N’oublions pas que cette FATCA qu’on nous presse d’adopter aussi rapidement obligerait nos institutions bancaires à décider elles-mêmes si une personne semble avoir un lien avec les États-Unis et à transmettre ensuite les renseignements bancaires personnels de cette personne, sans l’en avertir, à l’Internal Revenue Service des États-Unis. En outre, on transmettrait aux États-Unis des renseignements commerciaux potentiellement sensibles détenus par des entreprises canadiennes.
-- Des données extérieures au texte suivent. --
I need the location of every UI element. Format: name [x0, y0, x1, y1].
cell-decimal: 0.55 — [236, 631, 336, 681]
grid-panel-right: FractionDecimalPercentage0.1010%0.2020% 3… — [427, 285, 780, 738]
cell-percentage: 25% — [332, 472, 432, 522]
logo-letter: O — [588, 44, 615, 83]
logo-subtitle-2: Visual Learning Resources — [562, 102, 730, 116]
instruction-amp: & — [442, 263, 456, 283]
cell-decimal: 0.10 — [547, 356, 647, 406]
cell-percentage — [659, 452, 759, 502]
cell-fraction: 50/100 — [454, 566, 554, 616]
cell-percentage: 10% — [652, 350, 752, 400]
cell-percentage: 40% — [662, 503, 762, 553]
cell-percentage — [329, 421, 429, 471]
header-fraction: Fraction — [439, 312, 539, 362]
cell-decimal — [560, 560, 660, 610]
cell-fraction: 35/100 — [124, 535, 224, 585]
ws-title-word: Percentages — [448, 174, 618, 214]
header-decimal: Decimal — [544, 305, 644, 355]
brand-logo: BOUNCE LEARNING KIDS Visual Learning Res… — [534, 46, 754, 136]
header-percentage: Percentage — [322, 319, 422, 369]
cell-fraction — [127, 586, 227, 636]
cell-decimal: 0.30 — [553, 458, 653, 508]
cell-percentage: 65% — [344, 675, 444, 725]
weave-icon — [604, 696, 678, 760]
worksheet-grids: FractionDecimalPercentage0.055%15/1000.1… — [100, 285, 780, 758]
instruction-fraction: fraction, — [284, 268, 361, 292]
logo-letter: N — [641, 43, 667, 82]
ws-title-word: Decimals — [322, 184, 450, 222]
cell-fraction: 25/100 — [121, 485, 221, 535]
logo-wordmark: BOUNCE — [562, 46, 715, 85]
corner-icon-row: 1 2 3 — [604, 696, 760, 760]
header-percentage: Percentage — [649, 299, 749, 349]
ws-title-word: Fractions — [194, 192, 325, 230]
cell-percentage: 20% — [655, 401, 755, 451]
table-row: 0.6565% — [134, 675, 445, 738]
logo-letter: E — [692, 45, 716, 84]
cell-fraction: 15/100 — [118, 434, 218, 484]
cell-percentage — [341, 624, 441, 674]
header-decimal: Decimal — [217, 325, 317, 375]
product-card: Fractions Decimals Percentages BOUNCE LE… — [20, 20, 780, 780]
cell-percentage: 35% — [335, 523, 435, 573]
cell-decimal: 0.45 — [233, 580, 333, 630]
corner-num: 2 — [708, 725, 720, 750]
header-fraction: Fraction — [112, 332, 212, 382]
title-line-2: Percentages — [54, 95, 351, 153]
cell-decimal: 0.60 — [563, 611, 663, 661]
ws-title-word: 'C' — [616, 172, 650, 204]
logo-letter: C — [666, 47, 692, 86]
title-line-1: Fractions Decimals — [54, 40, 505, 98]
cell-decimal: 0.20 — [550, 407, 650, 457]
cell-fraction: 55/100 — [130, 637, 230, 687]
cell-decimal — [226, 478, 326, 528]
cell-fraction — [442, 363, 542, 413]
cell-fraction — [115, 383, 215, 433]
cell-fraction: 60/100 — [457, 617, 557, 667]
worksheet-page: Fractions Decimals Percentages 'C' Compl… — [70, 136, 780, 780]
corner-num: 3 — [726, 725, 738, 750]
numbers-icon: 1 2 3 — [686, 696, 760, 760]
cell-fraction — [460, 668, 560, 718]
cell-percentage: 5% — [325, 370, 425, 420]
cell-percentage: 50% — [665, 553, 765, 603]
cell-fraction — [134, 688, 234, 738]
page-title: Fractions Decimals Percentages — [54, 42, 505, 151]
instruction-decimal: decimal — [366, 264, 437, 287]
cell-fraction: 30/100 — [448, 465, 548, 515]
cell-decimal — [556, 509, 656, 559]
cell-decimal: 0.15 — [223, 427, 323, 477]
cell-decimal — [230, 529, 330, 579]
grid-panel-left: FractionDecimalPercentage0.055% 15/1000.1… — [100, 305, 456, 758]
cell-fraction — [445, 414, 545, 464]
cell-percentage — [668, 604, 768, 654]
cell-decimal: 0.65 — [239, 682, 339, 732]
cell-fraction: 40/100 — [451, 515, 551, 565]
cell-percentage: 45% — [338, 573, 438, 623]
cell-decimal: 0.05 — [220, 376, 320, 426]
Si les renseignements sont divulgués de manière inappropriée, cela pourrait nuire à la capacité concurrentielle des entreprises. Cela entraverait la mobilité transfrontalière des Canadiens qui travaillent aux États-Unis, contrecarrerait les efforts du Canada visant à faire appliquer ses lois fiscales et violerait l’esprit, et possiblement la lettre, de plusieurs lois canadiennes.
L’avis de ces éminents fiscalistes est clair et irréfutable. Étant donné que nous, en tant que pays, avons signé cet accord intergouvernemental avec les États-Unis, notre secteur bancaire commercial est protégé contre ces pénalités. Nous avons donc le temps de bien faire les choses. Voici ce qu’ils conseillent:
Nous recommandons que le gouvernement dresse une liste des gains, autres que l’exonération de sanctions économiques, que réalise le Canada en acceptant l’accord intergouvernemental. Si l’exonération de sanctions économiques est la seule raison pour laquelle le Canada acquiesce aux demandes des États-Unis, nous recommandons que le gouvernement du Canada conteste leur légalité […] |
Autrement dit, les États-Unis n’ont pas le droit d’imposer des sanctions aux banques canadiennes. Ils disent avoir ce droit, mais nous devrions contester ces sanctions devant la Cour internationale. Ces experts disent que nous devrions arrêter la mise en oeuvre de la FATCA, nous assurer qu’elle ne viole pas notre Charte des droits, protéger le droit à la vie privée des Canadiens et ne pas agir précipitamment. J’exhorte la Chambre à retirer la FATCA du projet de loi C-31.